Single by Chris Brown

from the album Breezy
- Released: April 1, 2022
- Recorded: 2020–22
- Genre: R&B; hip hop soul;
- Length: 3:55
- Label: RCA; CBE;
- Songwriters: Chris Brown; Ellery "EMack" McKinney; Wilbart McCoy III; Bernard Belle; Teddy Riley;
- Lyricists: Christopher Brown; Ellery "EMack" McKinney; Wilbart McCoy III;
- Producer: Don City

Chris Brown singles chronology
| "Iffy" (2022) | "WE (Warm Embrace)" (2022) | "Monalisa (Remix)" (2022) |

Music video
- "Warm Embrace" on YouTube

= WE (Warm Embrace) =

2022 single by Chris Brown

"WE (Warm Embrace)", also known by the simplified title "Warm Embrace", is a song by American singer and songwriter Chris Brown, released by RCA Records as the second single from his tenth studio album, Breezy, on April 1, 2022. Brown co-wrote the song with Ellery McKinney and Wilbart McCoy III and contains an interpolation of Guy's 1991 single "Let's Chill". The song garnered positive reviews from critics, that praised the singer's vocal performance and the track's content. "Warm Embrace" debuted and peaked at numbers 22 and 79 on both the Billboard Hot R&B/Hip-Hop Songs and Hot 100 charts respectively, and was certified Gold by the Recording Industry Association of America (RIAA). An accompanying music video for the single was directed by Arrad and features American singer Normani.

==Background==
In November 2020, Brown created an OnlyFans account, where he previewed snippets of two songs, titled "Sleep at Night" and "Warm Embarce", off his then-upcoming Breezy album. Following the release of "Iffy", in March 2022 he announced that "Warm Embrace" would be the second single from Breezy, announcing its release date for April 1, alongside teasing a joint tour for Summer 2022 with a mystery co-headliner. On March 15, 2022, Brown shared a snippet of the song on his Instagram account with the caption "Is this the BREEZY you've been waiting for?". The song was released on April 1, 2022, as the second single from his tenth studio album, Breezy.

==Composition==
"Warm Embrace" is an R&B slow-jam, that contains an interpolation of Guy's 1991 single "Let's Chill". According to Vibe the "romantic" content of the song "eases away from his recent trajectory of hyper-sexual music" being part of the crooner's "soft side". Brown starts the song's second verse by singing: "Take my chance and dive into your ocean, yeah / Tried my best to give you all that you want / Girl, before you leave, let me love every part of your anatomy / And I want you to pour your pain on me". Keithan Samuels of Rated R&B commented "Warm Embrace"'s lyrical content saying that it "shows the tender side of Brown as he aims to sexually please his stressed-out partner the best way he can".

==Critical reception==
"WE (Warm Embrace)" received critical acclaim. Vibes reviewer Mya Abraham praised the track as "endearing", and stated its sound is reminiscent of ’80s R&B. Keithan Samuels of Rated R&B found the song to be "sweet-sounding". HotNewHipHop called it a "sensual slow jam", and complimented its "clever interpolation". The song was listed among the top 5 best R&B songs of 2022 by Vibe: "["Warm Embrace"] will go down in history as one of Chris Brown’s most timeless songs".
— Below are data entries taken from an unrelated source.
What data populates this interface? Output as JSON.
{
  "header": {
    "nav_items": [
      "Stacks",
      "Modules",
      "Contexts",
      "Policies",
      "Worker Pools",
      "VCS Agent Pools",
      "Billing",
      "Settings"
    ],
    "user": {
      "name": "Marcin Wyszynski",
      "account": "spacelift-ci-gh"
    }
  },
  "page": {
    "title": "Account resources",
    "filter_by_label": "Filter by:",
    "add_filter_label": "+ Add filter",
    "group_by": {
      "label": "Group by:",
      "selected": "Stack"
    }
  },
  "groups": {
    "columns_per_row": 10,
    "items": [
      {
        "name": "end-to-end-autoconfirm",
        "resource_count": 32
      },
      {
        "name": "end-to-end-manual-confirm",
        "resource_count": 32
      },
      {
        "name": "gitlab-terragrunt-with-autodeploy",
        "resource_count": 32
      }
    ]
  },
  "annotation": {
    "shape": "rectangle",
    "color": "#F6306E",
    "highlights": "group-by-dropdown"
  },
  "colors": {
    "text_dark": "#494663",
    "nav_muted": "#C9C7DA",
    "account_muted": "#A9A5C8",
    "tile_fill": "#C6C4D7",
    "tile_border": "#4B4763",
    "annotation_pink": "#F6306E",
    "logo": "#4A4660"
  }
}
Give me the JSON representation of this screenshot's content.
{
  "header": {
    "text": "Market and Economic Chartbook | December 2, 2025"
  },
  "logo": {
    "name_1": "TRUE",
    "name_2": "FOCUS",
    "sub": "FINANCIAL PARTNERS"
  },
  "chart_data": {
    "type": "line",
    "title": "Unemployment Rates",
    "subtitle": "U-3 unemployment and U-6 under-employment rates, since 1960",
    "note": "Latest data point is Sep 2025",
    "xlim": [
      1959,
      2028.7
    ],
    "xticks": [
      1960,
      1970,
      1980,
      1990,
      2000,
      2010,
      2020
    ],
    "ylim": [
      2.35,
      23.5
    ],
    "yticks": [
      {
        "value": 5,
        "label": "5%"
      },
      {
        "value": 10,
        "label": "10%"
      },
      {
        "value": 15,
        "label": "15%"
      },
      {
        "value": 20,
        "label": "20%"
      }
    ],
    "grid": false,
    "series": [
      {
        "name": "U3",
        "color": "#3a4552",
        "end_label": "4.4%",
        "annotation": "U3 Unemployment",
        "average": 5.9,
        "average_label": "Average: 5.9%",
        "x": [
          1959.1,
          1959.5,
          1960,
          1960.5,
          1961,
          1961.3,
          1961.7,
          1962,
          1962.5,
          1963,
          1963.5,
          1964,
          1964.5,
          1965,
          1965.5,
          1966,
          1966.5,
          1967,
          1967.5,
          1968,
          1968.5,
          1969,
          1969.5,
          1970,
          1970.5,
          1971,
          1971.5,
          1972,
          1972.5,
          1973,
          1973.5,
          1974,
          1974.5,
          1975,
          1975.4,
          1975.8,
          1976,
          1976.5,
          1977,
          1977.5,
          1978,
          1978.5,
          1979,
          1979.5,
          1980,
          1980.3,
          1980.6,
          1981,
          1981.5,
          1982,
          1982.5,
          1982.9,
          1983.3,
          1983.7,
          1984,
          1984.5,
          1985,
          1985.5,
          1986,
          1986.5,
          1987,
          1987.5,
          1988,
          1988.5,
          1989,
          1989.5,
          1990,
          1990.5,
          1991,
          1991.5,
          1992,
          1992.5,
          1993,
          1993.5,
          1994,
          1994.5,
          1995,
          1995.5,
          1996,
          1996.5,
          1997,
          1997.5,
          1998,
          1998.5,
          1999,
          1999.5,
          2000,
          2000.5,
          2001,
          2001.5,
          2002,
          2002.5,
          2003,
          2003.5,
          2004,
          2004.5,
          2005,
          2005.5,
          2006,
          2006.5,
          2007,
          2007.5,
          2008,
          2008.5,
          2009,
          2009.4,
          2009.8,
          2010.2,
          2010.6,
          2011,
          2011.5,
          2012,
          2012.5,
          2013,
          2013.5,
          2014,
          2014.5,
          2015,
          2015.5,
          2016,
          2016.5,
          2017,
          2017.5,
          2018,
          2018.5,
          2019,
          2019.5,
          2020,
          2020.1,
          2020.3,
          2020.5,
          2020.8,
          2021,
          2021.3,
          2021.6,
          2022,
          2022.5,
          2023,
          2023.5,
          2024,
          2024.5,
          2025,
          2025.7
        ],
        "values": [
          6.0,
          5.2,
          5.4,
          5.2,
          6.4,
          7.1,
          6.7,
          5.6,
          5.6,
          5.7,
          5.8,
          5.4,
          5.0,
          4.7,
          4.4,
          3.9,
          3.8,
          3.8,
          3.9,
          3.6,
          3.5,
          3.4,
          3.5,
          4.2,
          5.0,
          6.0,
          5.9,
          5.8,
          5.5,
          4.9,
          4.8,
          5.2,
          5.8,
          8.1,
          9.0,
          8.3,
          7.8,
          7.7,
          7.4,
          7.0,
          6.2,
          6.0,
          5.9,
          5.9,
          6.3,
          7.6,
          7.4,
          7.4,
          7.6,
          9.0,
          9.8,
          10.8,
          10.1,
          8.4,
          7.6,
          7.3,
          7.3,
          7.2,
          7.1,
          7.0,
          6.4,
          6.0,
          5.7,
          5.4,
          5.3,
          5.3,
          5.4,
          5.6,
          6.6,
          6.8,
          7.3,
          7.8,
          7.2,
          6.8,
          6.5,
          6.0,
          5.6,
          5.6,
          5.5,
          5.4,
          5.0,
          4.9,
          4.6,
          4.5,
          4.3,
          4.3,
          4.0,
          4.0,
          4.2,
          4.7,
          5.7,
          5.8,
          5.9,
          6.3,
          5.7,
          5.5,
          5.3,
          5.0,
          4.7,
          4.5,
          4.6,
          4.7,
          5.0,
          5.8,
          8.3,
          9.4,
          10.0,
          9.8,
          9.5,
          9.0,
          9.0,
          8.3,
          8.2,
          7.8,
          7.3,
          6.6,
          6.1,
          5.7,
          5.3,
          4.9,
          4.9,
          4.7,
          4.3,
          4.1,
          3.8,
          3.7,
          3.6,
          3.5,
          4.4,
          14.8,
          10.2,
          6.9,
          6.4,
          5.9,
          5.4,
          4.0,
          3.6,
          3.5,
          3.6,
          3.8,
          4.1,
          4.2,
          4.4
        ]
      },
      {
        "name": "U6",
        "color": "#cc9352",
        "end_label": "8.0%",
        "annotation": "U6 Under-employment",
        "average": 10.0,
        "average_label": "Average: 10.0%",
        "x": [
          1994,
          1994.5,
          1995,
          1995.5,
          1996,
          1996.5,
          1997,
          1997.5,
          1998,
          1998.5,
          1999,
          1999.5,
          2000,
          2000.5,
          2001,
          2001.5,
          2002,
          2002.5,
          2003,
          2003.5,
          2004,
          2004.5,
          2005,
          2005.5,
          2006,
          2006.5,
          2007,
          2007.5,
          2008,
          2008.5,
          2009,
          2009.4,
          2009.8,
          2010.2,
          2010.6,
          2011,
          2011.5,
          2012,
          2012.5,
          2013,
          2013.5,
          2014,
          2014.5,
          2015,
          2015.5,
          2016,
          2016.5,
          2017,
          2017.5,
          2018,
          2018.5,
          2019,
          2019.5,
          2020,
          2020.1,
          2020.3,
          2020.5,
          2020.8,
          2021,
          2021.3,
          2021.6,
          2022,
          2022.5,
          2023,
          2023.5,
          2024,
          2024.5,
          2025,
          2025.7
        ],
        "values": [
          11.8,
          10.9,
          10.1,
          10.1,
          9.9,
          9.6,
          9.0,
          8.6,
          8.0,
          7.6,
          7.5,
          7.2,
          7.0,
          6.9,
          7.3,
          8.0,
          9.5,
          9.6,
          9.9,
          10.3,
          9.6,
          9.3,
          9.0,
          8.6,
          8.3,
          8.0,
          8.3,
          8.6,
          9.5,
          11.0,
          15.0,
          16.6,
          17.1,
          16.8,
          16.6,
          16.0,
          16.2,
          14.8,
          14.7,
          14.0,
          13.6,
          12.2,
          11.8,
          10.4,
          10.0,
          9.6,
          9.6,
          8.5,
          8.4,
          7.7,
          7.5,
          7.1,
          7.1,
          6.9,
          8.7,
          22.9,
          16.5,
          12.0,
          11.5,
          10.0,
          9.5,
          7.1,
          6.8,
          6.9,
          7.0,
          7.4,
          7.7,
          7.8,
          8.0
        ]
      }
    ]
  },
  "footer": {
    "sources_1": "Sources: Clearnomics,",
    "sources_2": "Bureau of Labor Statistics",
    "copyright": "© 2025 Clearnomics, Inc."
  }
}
==Commercial performance==
On the week of July 9, 2022, "WE (Warm Embrace)" debuted and peaked at numbers 22 and 79 on both the Billboard Hot R&B/Hip-Hop Songs and Hot 100 charts respectively.

==Music video==
The song's accompanying music video was released on June 21, 2022, and features a cameo by American singer Normani. Additionally, it was directed by Arrad. The video was nominated for "Video of the Year" at BET Awards 2023, and for "Best Dance Performance" at 2022 Soul Train Music Awards.

===Synopsis===
The video starts with Brown falling into a dark-turned-multicolor abyss as a sneak peek of his track "Sleep at Night" soundtracks his dreamy descent. Brown abruptly wakes up, finding his girl, interpreted by American singer Normani, wearing a silk bustier slip dress that sweeps the floor she and Brown waltz on. The two slip out of their titular warm embrace and have an underwater kiss as he croons, “Take my chance and dive into your ocean”. The video continues alternating visuals of Brown performing the song with a band on a seafront, his shadow dancing in a yellow-neon-lighted scenario, the crooner singing the song in a room full of kaleidoscopical mirrors, and the two lovers expressing their mutual sentiment on the frontseat of a vintage Mercedes-Benz until a mysterious light makes them float into a UFO.

==Charts==

Chart performance for "WE (Warm Embrace)"
| Chart (2022) | Peak position |
|---|---|
| New Zealand Hot Singles (RMNZ) | 4 |
| South Africa Streaming (TOSAC) | 59 |
| US Billboard Hot 100 | 79 |
| US Adult R&B Songs (Billboard) | 27 |
| US Hot R&B/Hip-Hop Songs (Billboard) | 22 |
| US R&B/Hip-Hop Airplay (Billboard) | 13 |

==Certifications==

Certifications for "WE (Warm Embrace)"
| Region | Certification | Certified units/sales |
| New Zealand (RMNZ) | Gold | 15,000^{‡} |
| United States (RIAA) | Gold | 500,000^{‡} |
^{‡} Sales+streaming figures based on certification alone.